> From: Adam Levin [mailto:levi...@gmail.com]
> 
> It certainly deserves
> a second look as to whether this quiescing stuff is necessary.

FWIW, I don't advise *not* quiescing. At worst, it does no harm, and at best, 
it might be important. But I don't do snapshots in vmware - and don't do 
quiescing myself, basically because I'm confident in all the other stuff, and 
only have the tiny littlest miniscule tiny little bit of additional confidence 
added by quiescing.

For example: Everyone always talks about quiescing as it relates to VSS. This 
is kind of questionable, because how many applications register as VSS writers, 
but don't provide consistency just as a general design characteristic? What 
kind of application would provide a mechanism to ensure consistency for 
*graceful* crashes or snapshots, but fail to provide consistency for 
*ungraceful* crashes? The number is probably nonzero, but I have doubts that 
it's very significant. And what about non-windows VM's? Technically, anywhere 
vmware tools is running, it might theoretically have hooks into the OS to flush 
write buffers and so on.
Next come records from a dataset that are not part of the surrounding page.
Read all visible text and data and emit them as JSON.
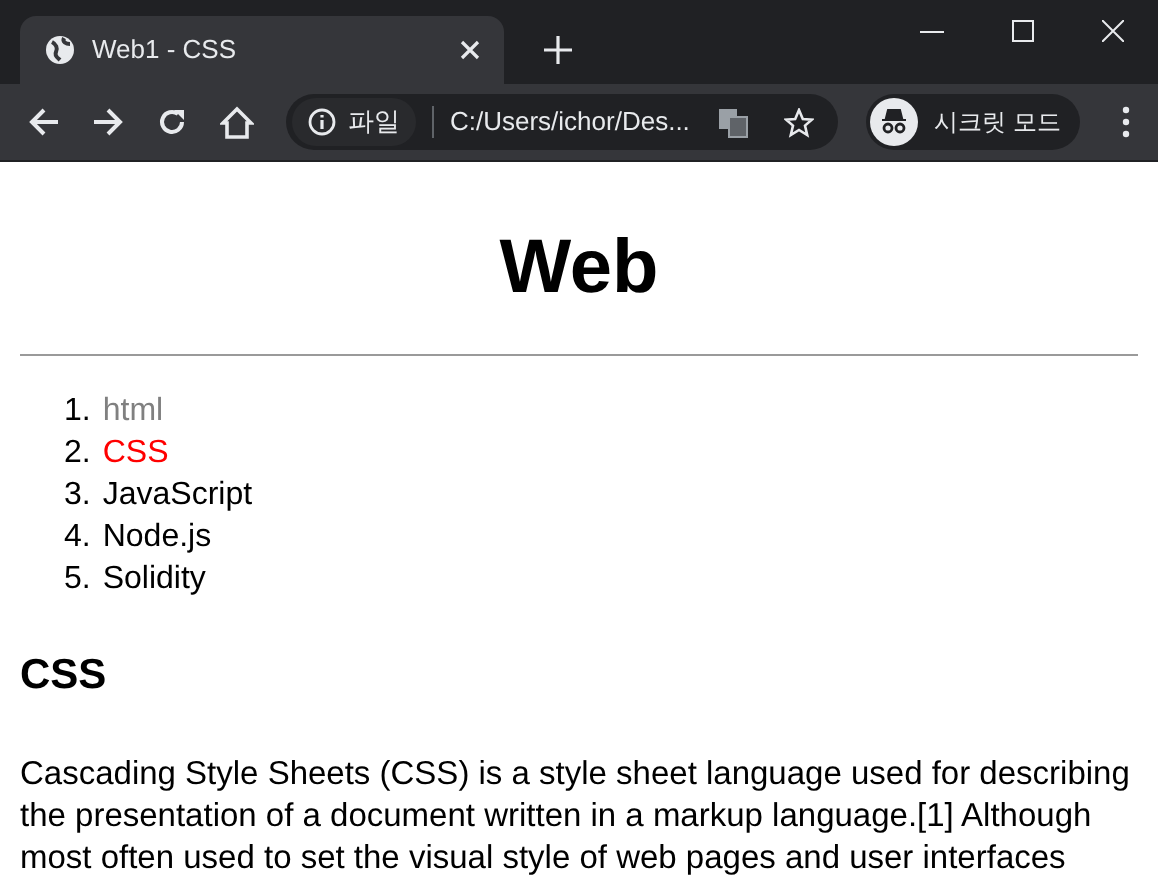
{
  "window": {
    "tab_title": "Web1 - CSS"
  },
  "toolbar": {
    "scheme": "파일",
    "address": "C:/Users/ichor/Des...",
    "profile": "시크릿 모드"
  },
  "page": {
    "heading": "Web",
    "nav": [
      {
        "number": "1.",
        "label": "html",
        "kind": "visited"
      },
      {
        "number": "2.",
        "label": "CSS",
        "kind": "active"
      },
      {
        "number": "3.",
        "label": "JavaScript",
        "kind": "unvisited"
      },
      {
        "number": "4.",
        "label": "Node.js",
        "kind": "unvisited"
      },
      {
        "number": "5.",
        "label": "Solidity",
        "kind": "unvisited"
      }
    ],
    "section_title": "CSS",
    "paragraph": "Cascading Style Sheets (CSS) is a style sheet language used for describing the presentation of a document written in a markup language.[1] Although most often used to set the visual style of web pages and user interfaces"
  }
}
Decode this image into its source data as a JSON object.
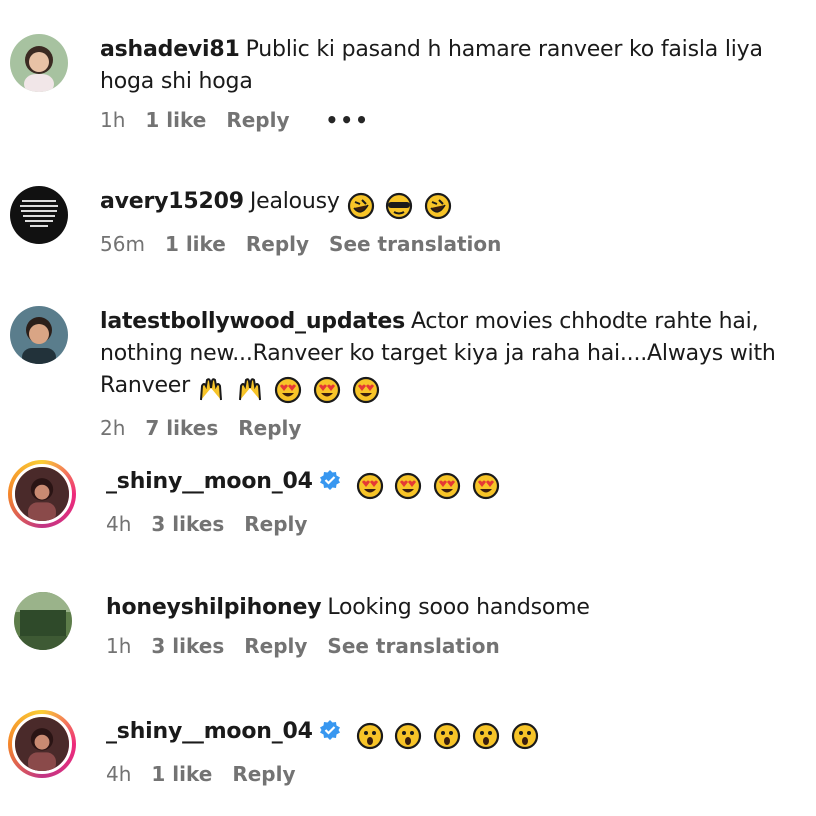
{
  "comments": [
    {
      "user": "ashadevi81",
      "text": "Public ki pasand h hamare ranveer ko faisla liya hoga shi hoga",
      "emojis": [],
      "time": "1h",
      "likes": "1 like",
      "reply": "Reply",
      "more": "•••",
      "verified": false,
      "story_ring": false,
      "avatar": "woman-portrait"
    },
    {
      "user": "avery15209",
      "text": "Jealousy",
      "emojis": [
        "rolling-laughing",
        "sunglasses",
        "rolling-laughing"
      ],
      "time": "56m",
      "likes": "1 like",
      "reply": "Reply",
      "translation": "See translation",
      "verified": false,
      "story_ring": false,
      "avatar": "text-image"
    },
    {
      "user": "latestbollywood_updates",
      "text": "Actor movies chhodte rahte hai, nothing new...Ranveer ko target kiya ja raha hai....Always with Ranveer",
      "emojis": [
        "raising-hands",
        "raising-hands",
        "heart-eyes",
        "heart-eyes",
        "heart-eyes"
      ],
      "time": "2h",
      "likes": "7 likes",
      "reply": "Reply",
      "verified": false,
      "story_ring": false,
      "avatar": "man-portrait"
    },
    {
      "user": "_shiny__moon_04",
      "text": "",
      "emojis": [
        "heart-eyes",
        "heart-eyes",
        "heart-eyes",
        "heart-eyes"
      ],
      "time": "4h",
      "likes": "3 likes",
      "reply": "Reply",
      "verified": true,
      "story_ring": true,
      "avatar": "woman-dark"
    },
    {
      "user": "honeyshilpihoney",
      "text": "Looking sooo handsome",
      "emojis": [],
      "time": "1h",
      "likes": "3 likes",
      "reply": "Reply",
      "translation": "See translation",
      "verified": false,
      "story_ring": false,
      "avatar": "landscape"
    },
    {
      "user": "_shiny__moon_04",
      "text": "",
      "emojis": [
        "astonished",
        "astonished",
        "astonished",
        "astonished",
        "astonished"
      ],
      "time": "4h",
      "likes": "1 like",
      "reply": "Reply",
      "verified": true,
      "story_ring": true,
      "avatar": "woman-dark"
    }
  ],
  "colors": {
    "verified": "#3897f0",
    "meta": "#737373",
    "ring_gradient": [
      "#f9ce34",
      "#ee2a7b",
      "#c13584"
    ]
  }
}
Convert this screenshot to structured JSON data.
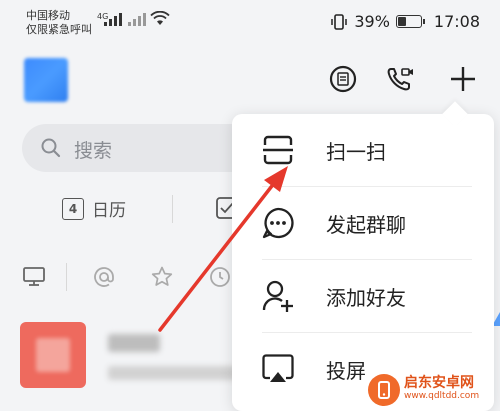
{
  "status_bar": {
    "carrier_line1": "中国移动",
    "carrier_line2": "仅限紧急呼叫",
    "network_type": "4G",
    "battery_percent": "39%",
    "battery_level": 0.39,
    "time": "17:08"
  },
  "header": {
    "icons": [
      "mini-program-icon",
      "phone-video-icon",
      "plus-icon"
    ]
  },
  "search": {
    "placeholder": "搜索"
  },
  "quick_actions": {
    "calendar_day": "4",
    "calendar_label": "日历"
  },
  "popover_menu": {
    "items": [
      {
        "label": "扫一扫",
        "icon": "scan-icon"
      },
      {
        "label": "发起群聊",
        "icon": "chat-bubble-icon"
      },
      {
        "label": "添加好友",
        "icon": "add-friend-icon"
      },
      {
        "label": "投屏",
        "icon": "screen-cast-icon"
      }
    ]
  },
  "annotation": {
    "arrow_color": "#e5382c"
  },
  "watermark": {
    "name": "启东安卓网",
    "url": "www.qdltdd.com",
    "color": "#e0531a"
  },
  "colors": {
    "accent_blue": "#3d8bfd",
    "avatar_red": "#ee6a5e",
    "background": "#f3f4f6"
  }
}
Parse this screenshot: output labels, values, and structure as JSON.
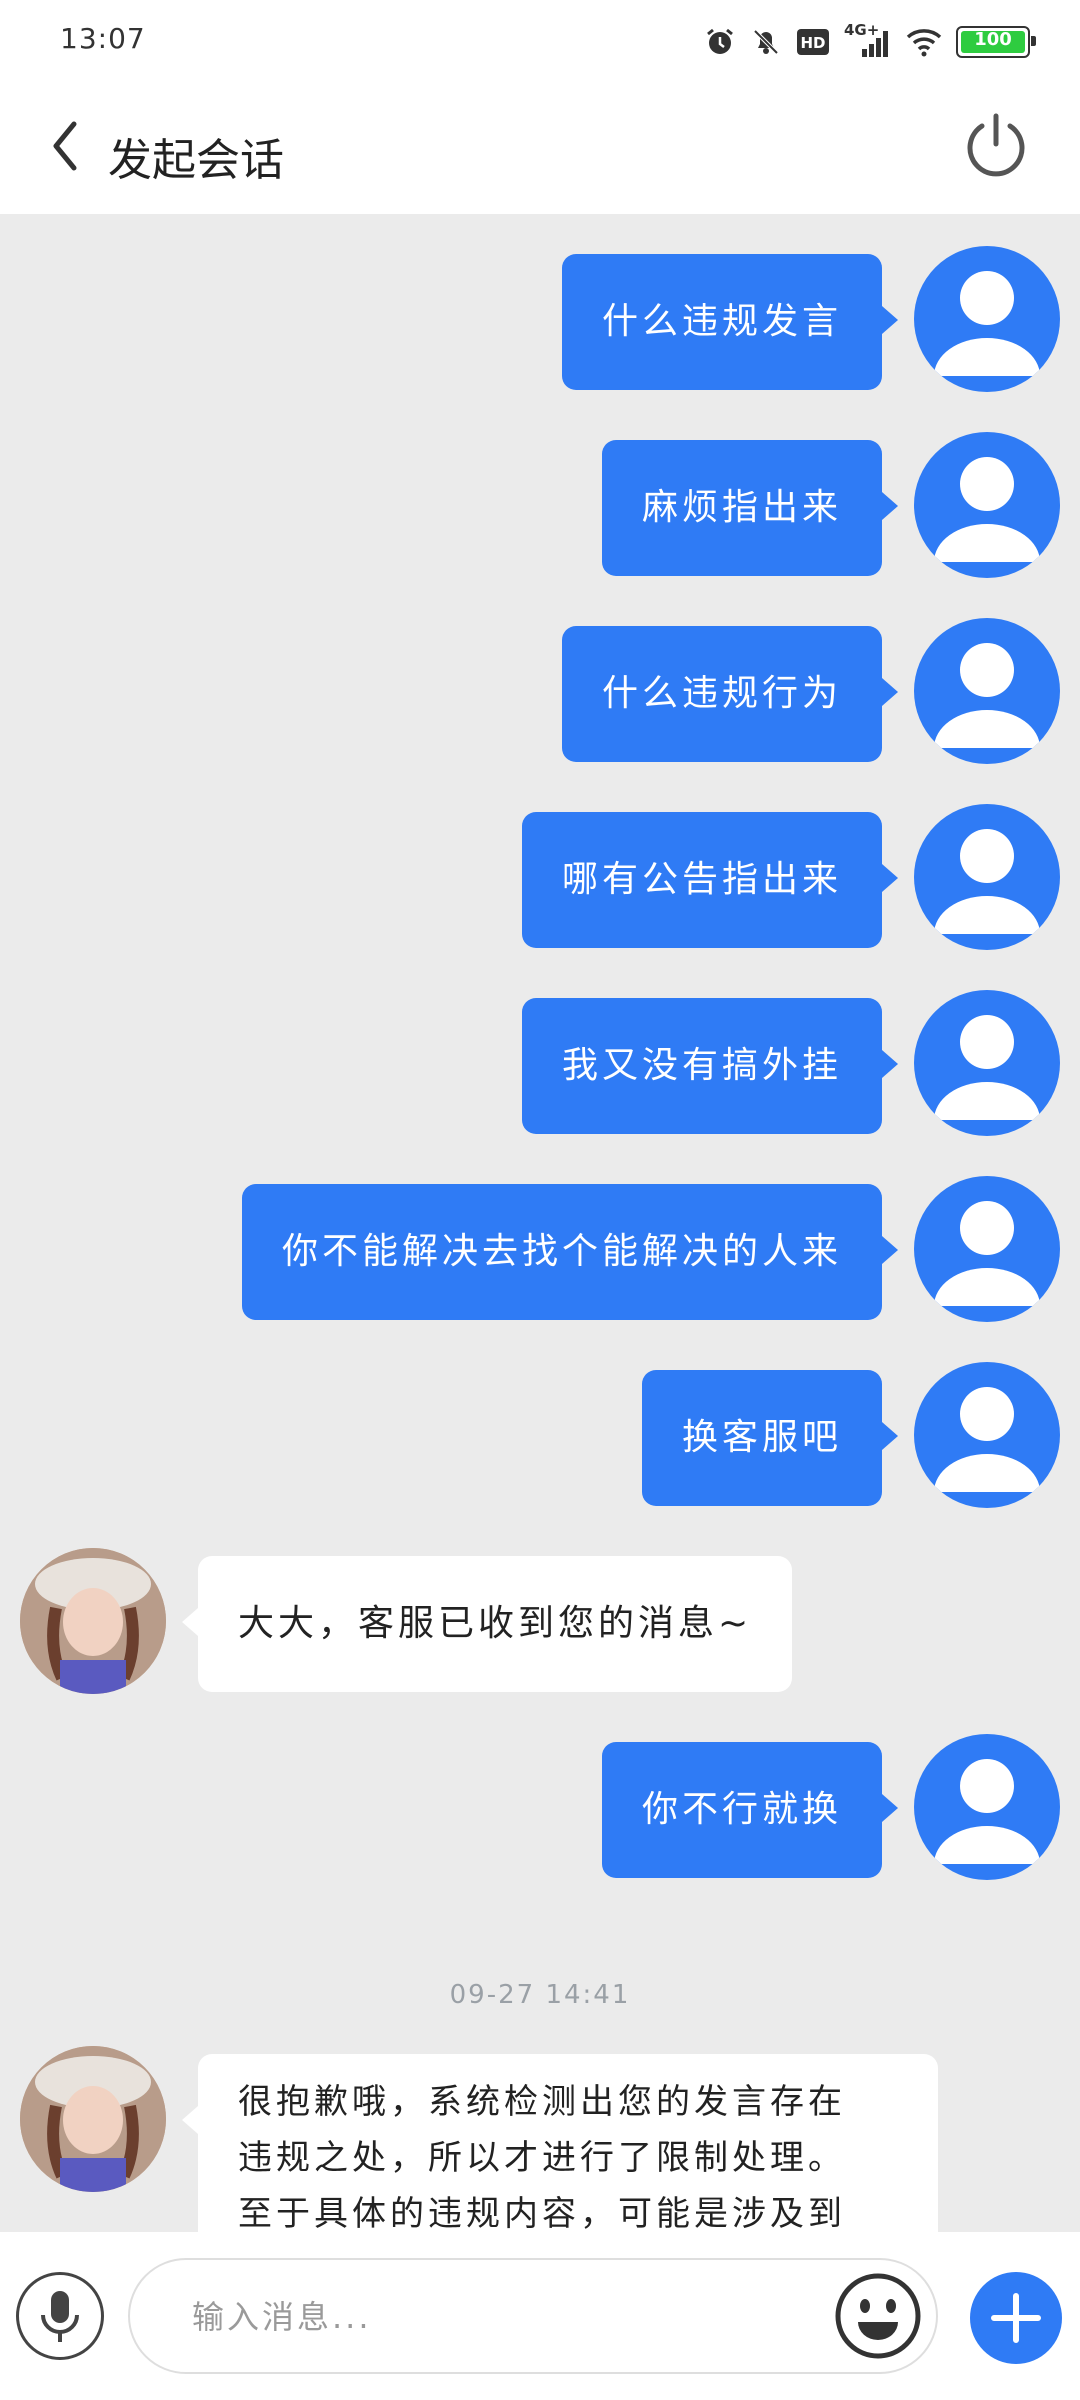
{
  "status_bar": {
    "time": "13:07",
    "network": "4G+",
    "battery": "100"
  },
  "header": {
    "back_icon": "chevron-left-icon",
    "title": "发起会话",
    "power_icon": "power-icon"
  },
  "colors": {
    "accent": "#2f7bf5",
    "chat_bg": "#ebebeb",
    "bubble_in": "#ffffff"
  },
  "messages": [
    {
      "from": "user",
      "text": "什么违规发言"
    },
    {
      "from": "user",
      "text": "麻烦指出来"
    },
    {
      "from": "user",
      "text": "什么违规行为"
    },
    {
      "from": "user",
      "text": "哪有公告指出来"
    },
    {
      "from": "user",
      "text": "我又没有搞外挂"
    },
    {
      "from": "user",
      "text": "你不能解决去找个能解决的人来"
    },
    {
      "from": "user",
      "text": "换客服吧"
    },
    {
      "from": "agent",
      "text": "大大，客服已收到您的消息~"
    },
    {
      "from": "user",
      "text": "你不行就换"
    },
    {
      "timestamp": "09-27 14:41"
    },
    {
      "from": "agent",
      "lines": [
        "很抱歉哦，系统检测出您的发言存在",
        "违规之处，所以才进行了限制处理。",
        "至于具体的违规内容，可能是涉及到"
      ]
    }
  ],
  "input": {
    "placeholder": "输入消息..."
  }
}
But does it really apply to non-windows guests? To 
what extent? I know you can cause the linux kernel to flush buffers by echoing 
some magic into /proc, and I would assume vmware tools in linux probably does 
that upon quiesce request. But I would also assert that doing so is usually 
*counter* productive, causing a miniscule performance hit without any g
 ain - because the data that exists in buffers was not harmful to exist in 
buffers. The stuff that needed to be flushed to disk in order to maintain 
filesystem and database consistency had already been flushed to disk.